Condemnations have poured in from across the world, even Bahrain’s allies, against the executions.

On Tuesday, the United States reprimanded Bahrain over the executions.

“We’re concerned that these executions occurred at a time of elevated tension in Bahrain,” US State Department spokesman John Kirby said.

Sayed Morteza al-Sanadi, the head of the Bahrain’s opposition al-Wafa’a Islamic Party

Bahraini opposition al-Wafa’a Islamic Party announced in a statement late on Monday that it is turning to armed resistance as the only way to get legitimate public demands fulfilled in the face of the Al Khalifah regime’s harsh crackdown in the country.

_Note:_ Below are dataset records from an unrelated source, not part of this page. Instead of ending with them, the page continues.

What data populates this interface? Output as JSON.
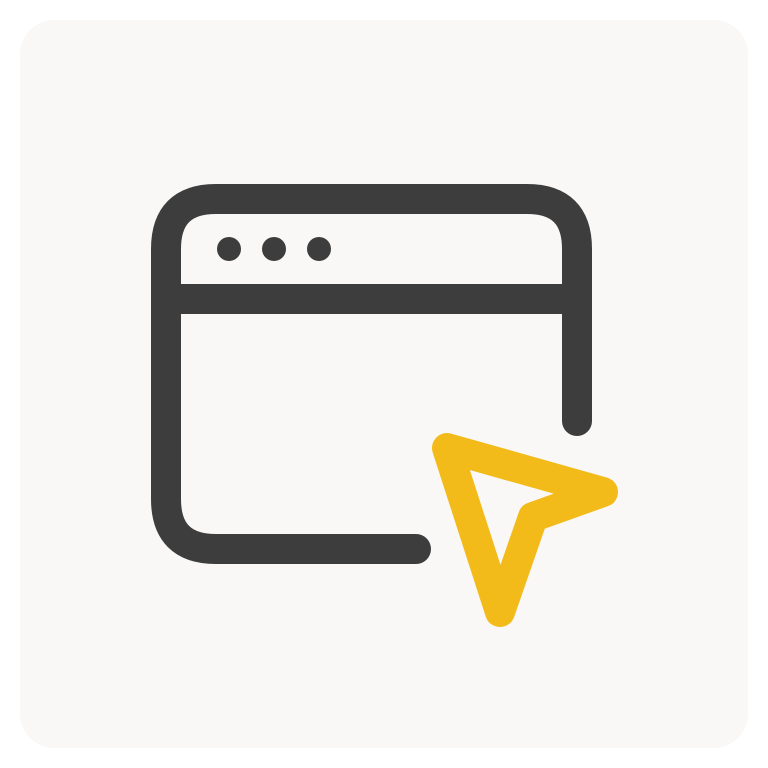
{
  "icon": {
    "name": "browser-window-cursor-icon",
    "parts": [
      "browser-window-icon",
      "window-dots-icon",
      "cursor-arrow-icon"
    ]
  },
  "colors": {
    "background": "#ffffff",
    "tile": "#f9f8f6",
    "stroke": "#3d3d3d",
    "accent": "#f2bb1a"
  }
}
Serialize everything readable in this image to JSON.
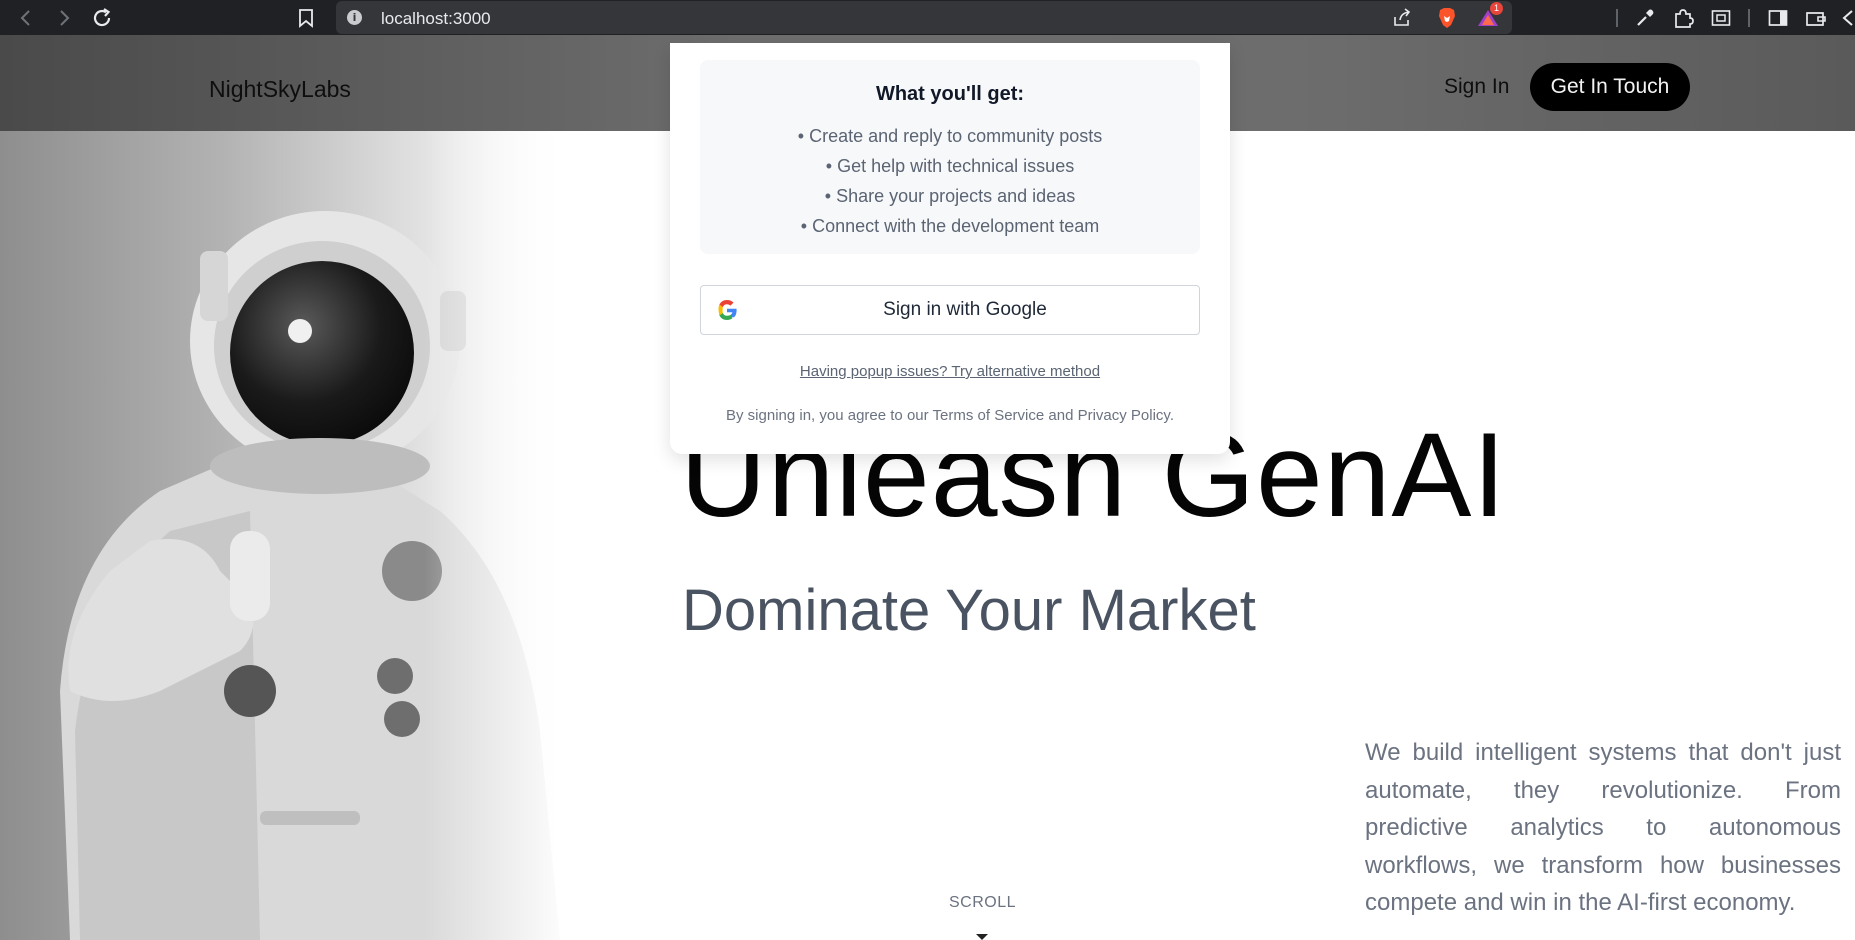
{
  "browser": {
    "url": "localhost:3000",
    "extension_badge_count": "1",
    "icons": [
      "back-icon",
      "forward-icon",
      "reload-icon",
      "bookmark-icon",
      "info-icon",
      "share-icon",
      "brave-lion-icon",
      "brave-rewards-icon",
      "eyedropper-icon",
      "extensions-puzzle-icon",
      "screenshot-icon",
      "sidebar-icon",
      "wallet-icon",
      "leo-icon"
    ]
  },
  "header": {
    "logo": "NightSkyLabs",
    "sign_in": "Sign In",
    "cta": "Get In Touch"
  },
  "hero": {
    "headline": "Unleash GenAI",
    "subhead": "Dominate Your Market",
    "body": "We build intelligent systems that don't just automate, they revolutionize. From predictive analytics to autonomous workflows, we transform how businesses compete and win in the AI-first economy.",
    "scroll": "SCROLL"
  },
  "modal": {
    "benefits_title": "What you'll get:",
    "benefits": [
      "• Create and reply to community posts",
      "• Get help with technical issues",
      "• Share your projects and ideas",
      "• Connect with the development team"
    ],
    "google_button": "Sign in with Google",
    "alt_link": "Having popup issues? Try alternative method",
    "terms": "By signing in, you agree to our Terms of Service and Privacy Policy."
  },
  "colors": {
    "chrome_bg": "#202124",
    "address_bar": "#35363a",
    "cta_bg": "#000000",
    "headline": "#050505",
    "subhead": "#4a5361",
    "body_text": "#6b7280"
  }
}
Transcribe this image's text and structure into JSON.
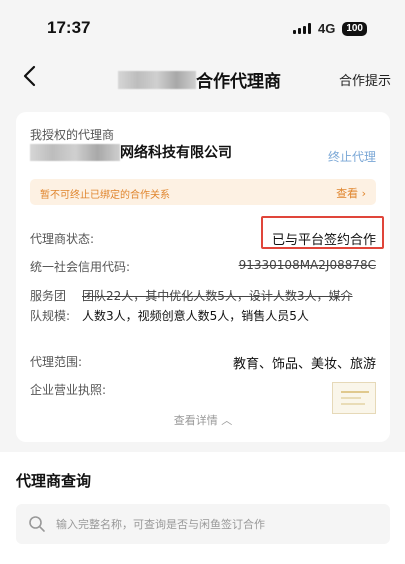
{
  "status_bar": {
    "time": "17:37",
    "network": "4G",
    "battery": "100"
  },
  "nav": {
    "title": "合作代理商",
    "right_action": "合作提示"
  },
  "agent_card": {
    "authorized_label": "我授权的代理商",
    "company_name": "网络科技有限公司",
    "terminate_label": "终止代理",
    "notice_text": "暂不可终止已绑定的合作关系",
    "notice_link": "查看 ›",
    "rows": {
      "status_label": "代理商状态:",
      "status_value": "已与平台签约合作",
      "credit_label": "统一社会信用代码:",
      "credit_value": "91330108MA2J08878C",
      "team_label": "服务团队规模:",
      "team_value_line1": "团队22人，其中优化人数5人，设计人数3人，媒介",
      "team_value_line2": "人数3人，视频创意人数5人，销售人员5人",
      "scope_label": "代理范围:",
      "scope_value": "教育、饰品、美妆、旅游",
      "license_label": "企业营业执照:"
    },
    "more_label": "查看详情 ︿"
  },
  "query": {
    "title": "代理商查询",
    "placeholder": "输入完整名称，可查询是否与闲鱼签订合作"
  }
}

“We in al-Wafa’a declare that we have started a new phase. We have one hand in the streets and the other on the trigger,” the party’s leader, Sayed Morteza al-Sanadi, said. 

“For six years we have been adhering to peaceful methods ... For six years we have been appealing to the whole world and in return we got nothing but tears,” Sanadi added, vowing that al-Wafa’a “will exact punishment for the trio’s blood.”

Anti-regime protesters have held demonstrations on an almost daily basis ever since the popular uprising began in Bahrain in February 2011.

They are demanding that the Al Khalifah family relinquish power and let a just system representing all Bahrainis be established.